Oleh Nana Sastrawan[1]
Dalam perjalanan membaca karya puisi, sering kali saya dipertemukan dengan jenis-jenis puisi yang ditulis oleh para penyair. Dan sejauh pengalaman membaca buku-buku puisi, saya belum menemukan satu buku puisi yang baru-baru ini di media sosial ramai tentang ‘puisi akrostik’ sampai suatu ketika di tahun 2022, saya dihadapkan pada satu naskah kumpulan puisi ‘akrostik’ yang ditulis oleh Sartikah, seorang kepala sekolah dasar. Ketika membaca satu persatu puisinya, saya terkejut, dia menulis puisi dengan begitu estetik secara bahasa. Padahal, yang sering saya temukan puisi-puisi akrostik bernada lebay dan terkesan main-main yang bermunculan di media sosial.
Dari pengalaman membaca karya puisi di koran-koran pun, saya belum menemukan puisi berjenis ‘akrostik’ ini dimuat atau bisa jadi belum pernah ada yang mencoba mengirimkannya ke media massa; cetak maupun digital.
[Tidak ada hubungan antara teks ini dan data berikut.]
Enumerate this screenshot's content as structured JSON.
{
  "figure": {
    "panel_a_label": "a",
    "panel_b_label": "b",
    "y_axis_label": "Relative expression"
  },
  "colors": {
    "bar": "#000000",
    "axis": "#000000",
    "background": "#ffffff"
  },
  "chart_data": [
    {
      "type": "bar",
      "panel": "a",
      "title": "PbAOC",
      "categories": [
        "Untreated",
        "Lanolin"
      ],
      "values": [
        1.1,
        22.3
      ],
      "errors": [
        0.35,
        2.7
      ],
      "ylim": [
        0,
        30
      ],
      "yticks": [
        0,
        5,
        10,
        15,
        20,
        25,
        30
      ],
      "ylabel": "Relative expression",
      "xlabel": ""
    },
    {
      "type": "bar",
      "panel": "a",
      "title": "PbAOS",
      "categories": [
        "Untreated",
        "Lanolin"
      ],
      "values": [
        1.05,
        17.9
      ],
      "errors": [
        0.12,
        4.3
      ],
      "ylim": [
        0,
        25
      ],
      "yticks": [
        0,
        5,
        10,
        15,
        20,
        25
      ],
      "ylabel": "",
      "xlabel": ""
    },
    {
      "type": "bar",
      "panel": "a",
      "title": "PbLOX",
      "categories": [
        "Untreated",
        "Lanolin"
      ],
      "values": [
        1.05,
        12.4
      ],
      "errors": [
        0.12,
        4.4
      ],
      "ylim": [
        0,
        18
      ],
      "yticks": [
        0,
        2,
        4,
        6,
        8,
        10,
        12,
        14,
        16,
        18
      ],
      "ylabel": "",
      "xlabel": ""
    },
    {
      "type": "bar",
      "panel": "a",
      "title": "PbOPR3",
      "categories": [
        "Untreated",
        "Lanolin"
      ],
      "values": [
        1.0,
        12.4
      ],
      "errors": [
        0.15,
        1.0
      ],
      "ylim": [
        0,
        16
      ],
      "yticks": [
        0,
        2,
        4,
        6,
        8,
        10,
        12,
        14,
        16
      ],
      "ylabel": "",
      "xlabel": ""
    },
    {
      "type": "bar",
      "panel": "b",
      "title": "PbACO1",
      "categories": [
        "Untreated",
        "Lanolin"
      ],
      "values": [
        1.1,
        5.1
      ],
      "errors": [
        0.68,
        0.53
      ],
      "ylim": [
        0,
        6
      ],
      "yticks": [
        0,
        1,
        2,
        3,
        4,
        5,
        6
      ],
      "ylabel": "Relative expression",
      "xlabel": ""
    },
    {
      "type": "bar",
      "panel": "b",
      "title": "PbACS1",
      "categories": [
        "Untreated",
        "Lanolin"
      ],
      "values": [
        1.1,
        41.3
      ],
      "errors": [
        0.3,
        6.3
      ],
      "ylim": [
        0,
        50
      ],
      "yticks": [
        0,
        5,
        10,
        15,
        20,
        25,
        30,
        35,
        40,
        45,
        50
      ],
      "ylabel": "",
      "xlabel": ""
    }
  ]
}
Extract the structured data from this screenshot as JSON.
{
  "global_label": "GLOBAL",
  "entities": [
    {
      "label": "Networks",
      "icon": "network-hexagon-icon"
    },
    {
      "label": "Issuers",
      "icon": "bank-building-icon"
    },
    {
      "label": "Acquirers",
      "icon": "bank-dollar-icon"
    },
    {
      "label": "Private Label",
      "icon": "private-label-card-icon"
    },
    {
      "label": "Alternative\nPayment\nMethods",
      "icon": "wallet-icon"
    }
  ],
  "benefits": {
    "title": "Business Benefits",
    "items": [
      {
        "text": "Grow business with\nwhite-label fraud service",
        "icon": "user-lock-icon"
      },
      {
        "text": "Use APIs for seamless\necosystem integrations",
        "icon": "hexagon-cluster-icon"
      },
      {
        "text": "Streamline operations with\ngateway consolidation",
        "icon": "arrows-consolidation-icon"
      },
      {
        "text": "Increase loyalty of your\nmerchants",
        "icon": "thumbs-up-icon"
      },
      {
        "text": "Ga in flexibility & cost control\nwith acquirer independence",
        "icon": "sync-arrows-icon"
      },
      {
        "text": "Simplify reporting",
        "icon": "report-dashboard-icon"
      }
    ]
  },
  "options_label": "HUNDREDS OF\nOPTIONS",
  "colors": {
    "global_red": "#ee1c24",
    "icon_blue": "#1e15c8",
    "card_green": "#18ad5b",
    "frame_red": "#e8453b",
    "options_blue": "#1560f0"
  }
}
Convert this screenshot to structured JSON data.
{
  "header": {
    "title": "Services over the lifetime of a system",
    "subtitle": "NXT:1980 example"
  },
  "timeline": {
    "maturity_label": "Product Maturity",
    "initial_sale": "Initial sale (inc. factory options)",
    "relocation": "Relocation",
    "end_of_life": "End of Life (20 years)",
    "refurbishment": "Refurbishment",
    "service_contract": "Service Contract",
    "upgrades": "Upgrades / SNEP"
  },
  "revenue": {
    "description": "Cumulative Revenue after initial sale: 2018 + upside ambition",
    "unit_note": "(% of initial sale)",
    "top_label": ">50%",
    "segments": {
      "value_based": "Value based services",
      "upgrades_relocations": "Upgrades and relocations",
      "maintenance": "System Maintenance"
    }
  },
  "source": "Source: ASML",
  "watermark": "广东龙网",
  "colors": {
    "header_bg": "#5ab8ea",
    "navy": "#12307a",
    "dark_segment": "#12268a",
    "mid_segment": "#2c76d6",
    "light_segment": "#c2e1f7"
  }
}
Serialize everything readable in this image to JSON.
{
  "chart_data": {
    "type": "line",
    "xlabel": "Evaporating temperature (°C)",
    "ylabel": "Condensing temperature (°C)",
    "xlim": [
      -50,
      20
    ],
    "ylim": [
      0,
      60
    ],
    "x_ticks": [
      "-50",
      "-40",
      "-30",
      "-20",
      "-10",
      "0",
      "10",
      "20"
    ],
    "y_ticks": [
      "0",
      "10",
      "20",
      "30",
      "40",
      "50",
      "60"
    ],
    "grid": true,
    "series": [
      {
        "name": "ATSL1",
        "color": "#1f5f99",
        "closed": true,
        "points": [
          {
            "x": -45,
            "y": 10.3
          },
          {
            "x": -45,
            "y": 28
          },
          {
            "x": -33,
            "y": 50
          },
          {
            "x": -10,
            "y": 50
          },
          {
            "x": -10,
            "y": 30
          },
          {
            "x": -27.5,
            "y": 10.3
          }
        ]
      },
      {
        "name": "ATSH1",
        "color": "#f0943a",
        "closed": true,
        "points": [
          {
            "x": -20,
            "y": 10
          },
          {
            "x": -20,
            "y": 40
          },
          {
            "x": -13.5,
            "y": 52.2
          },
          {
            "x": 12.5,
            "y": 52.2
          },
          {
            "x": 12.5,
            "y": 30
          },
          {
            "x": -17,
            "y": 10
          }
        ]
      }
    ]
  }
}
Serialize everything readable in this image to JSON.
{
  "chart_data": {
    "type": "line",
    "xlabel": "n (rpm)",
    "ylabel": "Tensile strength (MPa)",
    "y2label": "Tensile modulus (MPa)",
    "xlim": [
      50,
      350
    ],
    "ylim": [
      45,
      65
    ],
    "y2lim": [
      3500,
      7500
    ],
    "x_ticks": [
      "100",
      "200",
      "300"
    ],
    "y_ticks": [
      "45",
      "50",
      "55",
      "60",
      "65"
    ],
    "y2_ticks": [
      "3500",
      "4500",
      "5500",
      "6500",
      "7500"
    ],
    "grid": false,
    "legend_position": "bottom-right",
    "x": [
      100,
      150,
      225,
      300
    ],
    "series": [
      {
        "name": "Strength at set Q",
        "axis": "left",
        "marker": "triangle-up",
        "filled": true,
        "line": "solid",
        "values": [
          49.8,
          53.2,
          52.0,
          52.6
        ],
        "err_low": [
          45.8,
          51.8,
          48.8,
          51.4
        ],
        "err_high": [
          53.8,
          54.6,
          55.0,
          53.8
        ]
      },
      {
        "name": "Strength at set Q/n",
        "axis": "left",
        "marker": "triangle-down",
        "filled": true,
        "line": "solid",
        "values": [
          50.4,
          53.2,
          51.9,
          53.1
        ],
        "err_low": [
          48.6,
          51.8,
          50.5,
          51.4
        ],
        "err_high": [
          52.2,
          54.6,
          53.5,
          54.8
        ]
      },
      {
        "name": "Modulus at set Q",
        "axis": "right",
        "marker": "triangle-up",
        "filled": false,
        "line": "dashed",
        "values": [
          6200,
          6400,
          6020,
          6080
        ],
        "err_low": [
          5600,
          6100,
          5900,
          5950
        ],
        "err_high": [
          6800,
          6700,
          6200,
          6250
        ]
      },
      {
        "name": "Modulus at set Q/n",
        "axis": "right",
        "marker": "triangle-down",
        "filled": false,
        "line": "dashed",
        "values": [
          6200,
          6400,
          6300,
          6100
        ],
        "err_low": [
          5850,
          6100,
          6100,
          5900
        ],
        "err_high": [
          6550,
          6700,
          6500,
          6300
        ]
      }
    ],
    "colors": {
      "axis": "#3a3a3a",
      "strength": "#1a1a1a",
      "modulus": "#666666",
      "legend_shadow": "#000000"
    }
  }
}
Dengan pengalaman itu, kelas menulis puisi pada angkatan sekarang semakin menarik sebab terjadi diskusi terbuka antara peserta dan juga dengan saya tentang puisi ‘akrostik’, apalagi setelah itu para peserta dan juga saya menulis puisi ‘akrostik’ dan dibukukan oleh SIP Publishing. Tentu dalam memahami puisi-puisi yang tercipta, saya pun terus menggali tehnis kepenulisan puisi ‘akrostik’.
Ya, sejujurnya yang membedakan puisi ‘akrostik’ dengan jenis puisi-puisi lainnya hanya pada huruf pertama pada setiap lariknya, Huruf pertama itu yang pada akhirnya harus sesuai atau membentuk kata, dengan judul puisinya. Tetapi pada penilainnya tetap mengacu pada prinsip-prinsip dasar puisi pada umumnya.
Puisi-puisi yang terkumpul mengejutkan saya. Sebab, para peserta ternyata menyadari bahwa puisi ‘akrostik’ bukan sekadar puisi-puisi yang main-main, lebay dan sejenisnya. Mereka mengolah kata, menangkap peristiwa, menyusupkan gaya bahasa tanpa kehilangan keterpaduan judul dengan huruf pertama pada larik-larik puisi. Meskipun saya masih menemukan yang terkesan main-main pada sebagian puisi-puisi yang terkumpul.
Ada tiga puisi yang membuat saya terkesan dari tehnis kepenulisannya, pemilihan judul, pemilihan kata sehingga membentuk makna.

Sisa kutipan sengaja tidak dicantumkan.